住宅ローン・自動車ローンなどは、低金利で提供されていますが、それらは「返済能力」が認められた人のみ利用できるサービスです。
借り入れ額がふえるほど、金融機関から「返済能力」に疑問を持たれやすくなります。安易に借りすぎると、住宅やクルマのローン購入ではじかれるおそれがあるので要注意です。

借り入れ先は「信頼性」で選ぼう

総量規制を気にしながらのカードローン選びは、金融機関の「信頼性」を重視しましょう。
銀行、大手消費者金融(メガバンク系)など、サポート体制もしっかりしている機関を選択肢に入れるようにしてください。
言うまでもなく、法律の範囲外で活動している違法業者(ヤミ金)との接触は避け、健全な形での資金繰りを目指しましょう。

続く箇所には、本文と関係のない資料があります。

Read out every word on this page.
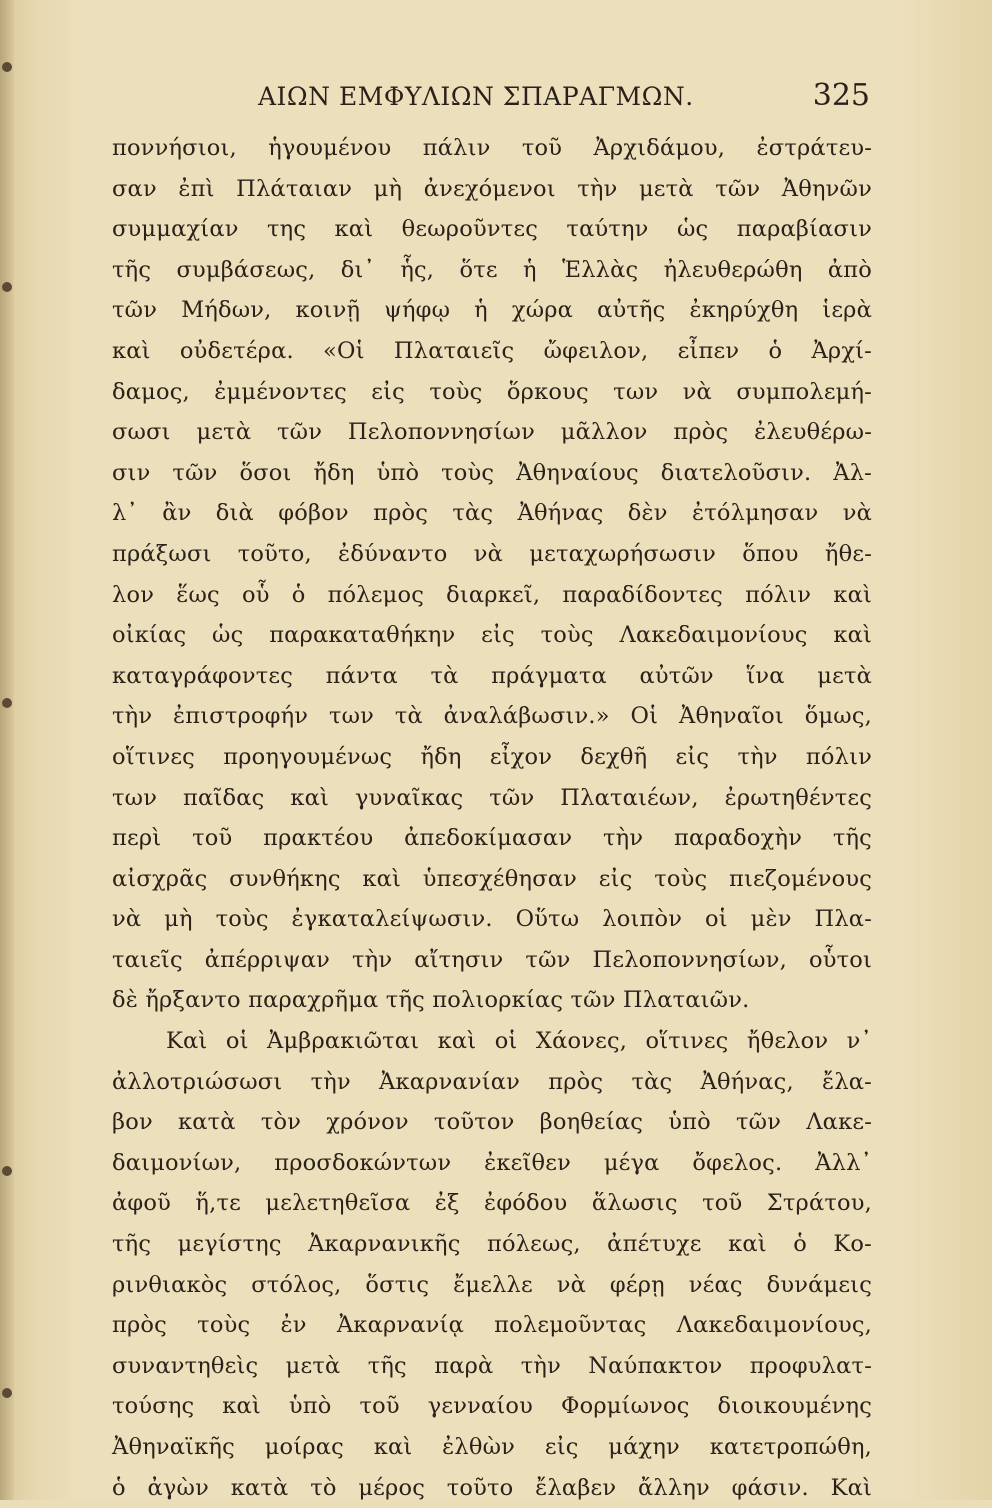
ΑΙΩΝ ΕΜΦΥΛΙΩΝ ΣΠΑΡΑΓΜΩΝ.	325
ποννήσιοι, ἡγουμένου πάλιν τοῦ Ἀρχιδάμου, ἐστράτευ-
σαν ἐπὶ Πλάταιαν μὴ ἀνεχόμενοι τὴν μετὰ τῶν Ἀθηνῶν
συμμαχίαν της καὶ θεωροῦντες ταύτην ὡς παραβίασιν
τῆς συμβάσεως, δι᾿ ἧς, ὅτε ἡ Ἑλλὰς ἠλευθερώθη ἀπὸ
τῶν Μήδων, κοινῇ ψήφῳ ἡ χώρα αὐτῆς ἐκηρύχθη ἱερὰ
καὶ οὐδετέρα. «Οἱ Πλαταιεῖς ὤφειλον, εἶπεν ὁ Ἀρχί-
δαμος, ἐμμένοντες εἰς τοὺς ὅρκους των νὰ συμπολεμή-
σωσι μετὰ τῶν Πελοποννησίων μᾶλλον πρὸς ἐλευθέρω-
σιν τῶν ὅσοι ἤδη ὑπὸ τοὺς Ἀθηναίους διατελοῦσιν. Ἀλ-
λ᾿ ἂν διὰ φόβον πρὸς τὰς Ἀθήνας δὲν ἐτόλμησαν νὰ
πράξωσι τοῦτο, ἐδύναντο νὰ μεταχωρήσωσιν ὅπου ἤθε-
λον ἕως οὗ ὁ πόλεμος διαρκεῖ, παραδίδοντες πόλιν καὶ
οἰκίας ὡς παρακαταθήκην εἰς τοὺς Λακεδαιμονίους καὶ
καταγράφοντες πάντα τὰ πράγματα αὐτῶν ἵνα μετὰ
τὴν ἐπιστροφήν των τὰ ἀναλάβωσιν.» Οἱ Ἀθηναῖοι ὅμως,
οἵτινες προηγουμένως ἤδη εἶχον δεχθῆ εἰς τὴν πόλιν
των παῖδας καὶ γυναῖκας τῶν Πλαταιέων, ἐρωτηθέντες
περὶ τοῦ πρακτέου ἀπεδοκίμασαν τὴν παραδοχὴν τῆς
αἰσχρᾶς συνθήκης καὶ ὑπεσχέθησαν εἰς τοὺς πιεζομένους
νὰ μὴ τοὺς ἐγκαταλείψωσιν. Οὕτω λοιπὸν οἱ μὲν Πλα-
ταιεῖς ἀπέρριψαν τὴν αἴτησιν τῶν Πελοποννησίων, οὗτοι
δὲ ἤρξαντο παραχρῆμα τῆς πολιορκίας τῶν Πλαταιῶν.
Καὶ οἱ Ἀμβρακιῶται καὶ οἱ Χάονες, οἵτινες ἤθελον ν᾿
ἀλλοτριώσωσι τὴν Ἀκαρνανίαν πρὸς τὰς Ἀθήνας, ἔλα-
βον κατὰ τὸν χρόνον τοῦτον βοηθείας ὑπὸ τῶν Λακε-
δαιμονίων, προσδοκώντων ἐκεῖθεν μέγα ὄφελος. Ἀλλ᾿
ἀφοῦ ἥ,τε μελετηθεῖσα ἐξ ἐφόδου ἅλωσις τοῦ Στράτου,
τῆς μεγίστης Ἀκαρνανικῆς πόλεως, ἀπέτυχε καὶ ὁ Κο-
ρινθιακὸς στόλος, ὅστις ἔμελλε νὰ φέρῃ νέας δυνάμεις
πρὸς τοὺς ἐν Ἀκαρνανίᾳ πολεμοῦντας Λακεδαιμονίους,
συναντηθεὶς μετὰ τῆς παρὰ τὴν Ναύπακτον προφυλατ-
τούσης καὶ ὑπὸ τοῦ γενναίου Φορμίωνος διοικουμένης
Ἀθηναϊκῆς μοίρας καὶ ἐλθὼν εἰς μάχην κατετροπώθη,
ὁ ἀγὼν κατὰ τὸ μέρος τοῦτο ἔλαβεν ἄλλην φάσιν. Καὶ
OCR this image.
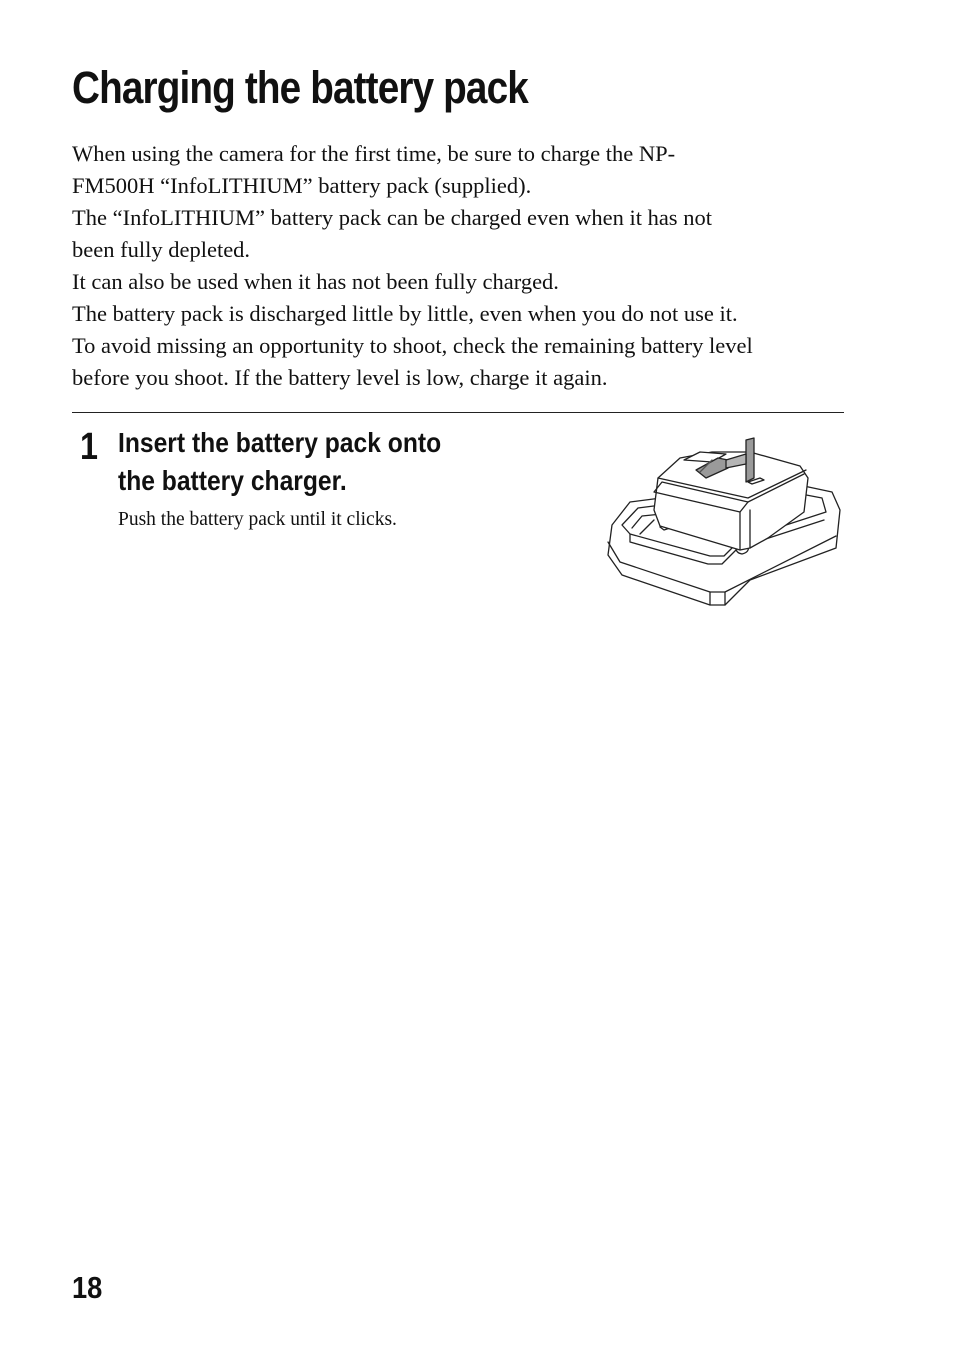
Charging the battery pack

When using the camera for the first time, be sure to charge the NP-

FM500H “InfoLITHIUM” battery pack (supplied).

The “InfoLITHIUM” battery pack can be charged even when it has not

been fully depleted.

It can also be used when it has not been fully charged.

The battery pack is discharged little by little, even when you do not use it.

To avoid missing an opportunity to shoot, check the remaining battery level

before you shoot. If the battery level is low, charge it again.

1 Insert the battery pack onto
the battery charger.
Push the battery pack until it clicks.
18
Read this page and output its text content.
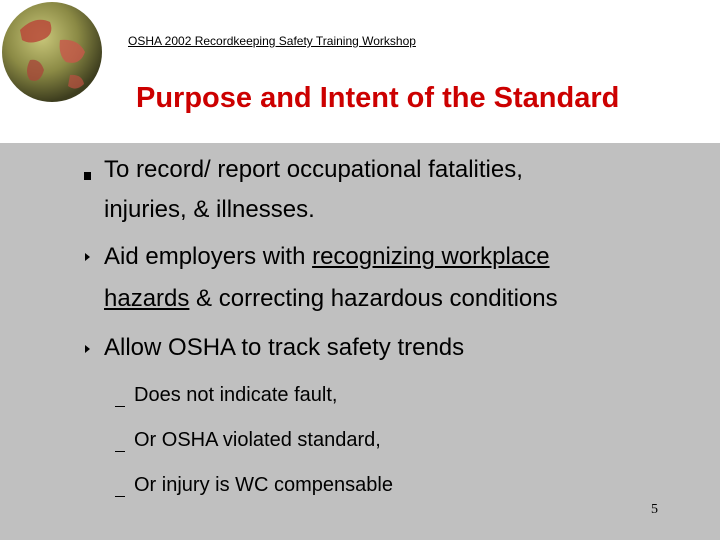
OSHA 2002 Recordkeeping Safety Training Workshop
Purpose and Intent of the Standard
To record/ report occupational fatalities,
injuries, & illnesses.
Aid employers with recognizing workplace
hazards & correcting hazardous conditions
Allow OSHA to track safety trends
Does not indicate fault,
Or OSHA violated standard,
Or injury is WC compensable
5
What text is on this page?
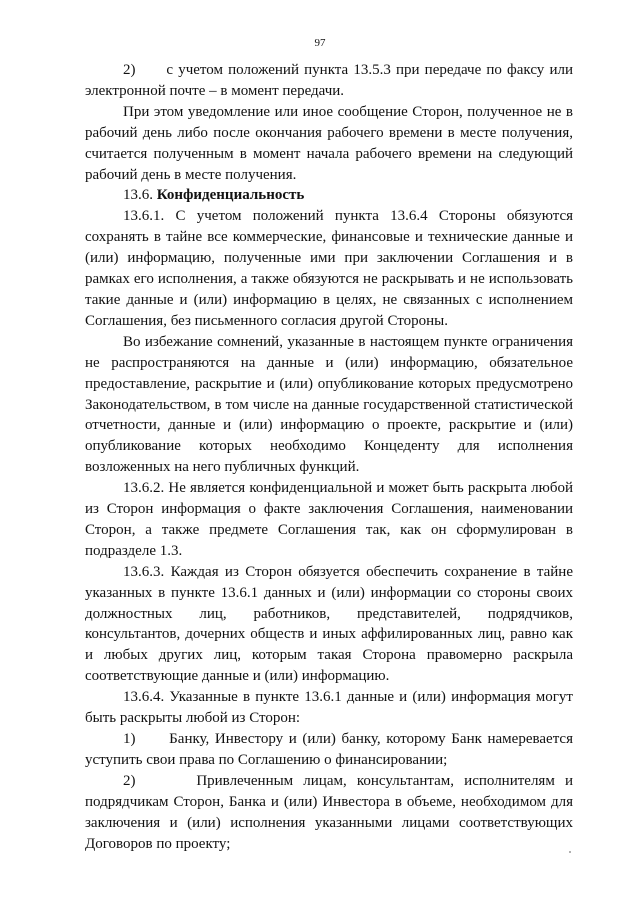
97

2)      с учетом положений пункта 13.5.3 при передаче по факсу или электронной почте – в момент передачи.

При этом уведомление или иное сообщение Сторон, полученное не в рабочий день либо после окончания рабочего времени в месте получения, считается полученным в момент начала рабочего времени на следующий рабочий день в месте получения.

13.6. Конфиденциальность

13.6.1. С учетом положений пункта 13.6.4 Стороны обязуются сохранять в тайне все коммерческие, финансовые и технические данные и (или) информацию, полученные ими при заключении Соглашения и в рамках его исполнения, а также обязуются не раскрывать и не использовать такие данные и (или) информацию в целях, не связанных с исполнением Соглашения, без письменного согласия другой Стороны.

Во избежание сомнений, указанные в настоящем пункте ограничения не распространяются на данные и (или) информацию, обязательное предоставление, раскрытие и (или) опубликование которых предусмотрено Законодательством, в том числе на данные государственной статистической отчетности, данные и (или) информацию о проекте, раскрытие и (или) опубликование которых необходимо Концеденту для исполнения возложенных на него публичных функций.

13.6.2. Не является конфиденциальной и может быть раскрыта любой из Сторон информация о факте заключения Соглашения, наименовании Сторон, а также предмете Соглашения так, как он сформулирован в подразделе 1.3.

13.6.3. Каждая из Сторон обязуется обеспечить сохранение в тайне указанных в пункте 13.6.1 данных и (или) информации со стороны своих должностных лиц, работников, представителей, подрядчиков, консультантов, дочерних обществ и иных аффилированных лиц, равно как и любых других лиц, которым такая Сторона правомерно раскрыла соответствующие данные и (или) информацию.

13.6.4. Указанные в пункте 13.6.1 данные и (или) информация могут быть раскрыты любой из Сторон:

1)      Банку, Инвестору и (или) банку, которому Банк намеревается уступить свои права по Соглашению о финансировании;

2)      Привлеченным лицам, консультантам, исполнителям и подрядчикам Сторон, Банка и (или) Инвестора в объеме, необходимом для заключения и (или) исполнения указанными лицами соответствующих Договоров по проекту;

まとめ|総量規制オーバーでも借りれるカードローン:上手に利用しよう

まとめ|総量規制オーバーでも借りれるカードローン:上手に利用しよう

総量規制を気にしなくてはいけないときも、「銀行系カードローン」や借り入れ先を一本化できる「おまとめローン」といったサービスの利用は可能です。
しかし、金利が高く設定されている点や、毎月の返済負担額の増加といったリスクを踏まえ、上手に付き合っていく必要があります。
また、総量規制を超えるレベルの借り入れは、しっかりとした返済計画を立てる必要があります。
返済にしくじると、将来の資金繰り(住宅・クルマなど)に大きな支障をきたしかねません。トラブルを回避するためにも、収入・支出のバランスにはじゅうぶんに注意しましょう。
どこを選択していいのか迷ったら、信頼性のある金融機関を優先して検討してみてください。(金融庁からの認可を受けている業者であることが最低条件です)
以上を踏まえて、かしこく資金繰りを実践してみてください。